A nanoflow HPLC instrument (U3000 RSLC, Thermo Fisher Scientific, Waltham, MA, USA) was coupled on-line to a Q Exactive plus Orbitrap mass spectrometer (Thermo Fisher Scientific) fitted with a nanoelectrospray ion source. One microliter of peptide mixture (corresponding to 500 ng of proteins) was loaded onto the preconcentration trap (Thermo Fisher Scientific, Acclaim PepMap100 C18, 5 µm, 300 µm i.d × 5 mm) using a partial loop injection, for 5 min at a flow rate of 10 µL.min−1 with buffer A (5% acetonitrile and 0.1% formic acid) then separated on column (Acclaim PepMap100 C18, 3 µm, 75 mm i.d. × 500 mm) and separated with a linear gradient of 5–50% buffer B (75% acetonitrile and 0.1% formic acid) at a flow rate of 250 nL.min−1 and temperature of 45 °C. The total time for an LC MS/MS run was 270 min. MS data was acquired on Q Exactive plus Orbitrap mass spectrometer (Thermo Fisher Scientific) using a data-dependent top 20 method, dynamically choosing the most abundant precursor ions from the survey scan (350–1600 m/z) for HCD fragmentation. Dynamic exclusion duration was 60 s. Isolation of precursors was performed with a 1.6 m/z window and MS/MS scans were acquired with a starting mass of 80 m/z. Survey scans were acquired at a resolution of 70,000 at m/z 400 (AGC set to 106 ions with a maximum fill time of 100 ms). Resolution for HCD spectra was set to 70,000 at m/z 200 (AGC set to 105 ions with a maximum fill time of 200 ms).

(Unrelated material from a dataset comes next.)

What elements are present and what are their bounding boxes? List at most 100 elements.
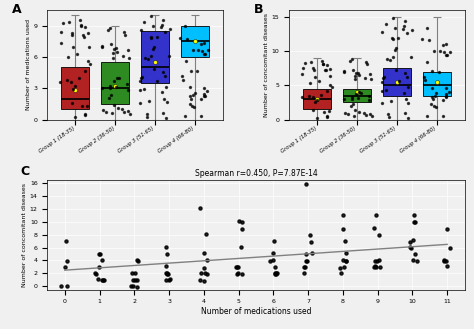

Normalized collision energy was 28 eV. The underfill ratio, which specifies the minimum percentage of the target value likely to be reached at maximum fill time, was defined as 0.4%. The instruments were run with peptide recognition mode (i.e., from 2 to 8 charge), exclusion of singly charged and of unassigned precursor ions enabled.

4.12. Proteins Label Free Quantification with Maxquant and Perseus

Proteins were quantified with Maxquant software 1.5.3.30 with custom starch bound protein databank (Supplementary file 1) regrouping proteins identified as bound to starch in our previous study [16], in order to obtain iBAQ and LFQ (label-free quantitation) score for each identified proteins. iBAQ score is used on Perseus 1.6.0.2 software to obtain the abundance of each protein. Retained parameter for the quantification is “Concentration [nM] iBAQ” (Supplementary file 2). The concentration score is then divided by the total concentration of protein in µg.mg of starch−1 in order to obtain a result in fmol.mg of starch−1. Fold change values are obtained by normalizing the concentration of one protein on the concentration of this protein in the fraction A. LFQ values are transformed in log2 then filtered and used on Perseus 1.6.0.2 to realize statistical testing. For multiple comparisons, ANOVA analysis with a permutated based FDR correction (FDR = 0.05) was performed. For the comparison between two groups, t-tests were performed with P-values less than 0.05 were considered to be statistically significant (Supplementary file 3). The correlations between variables were defined by the Pearson coefficient and performed using R version 3.6.0.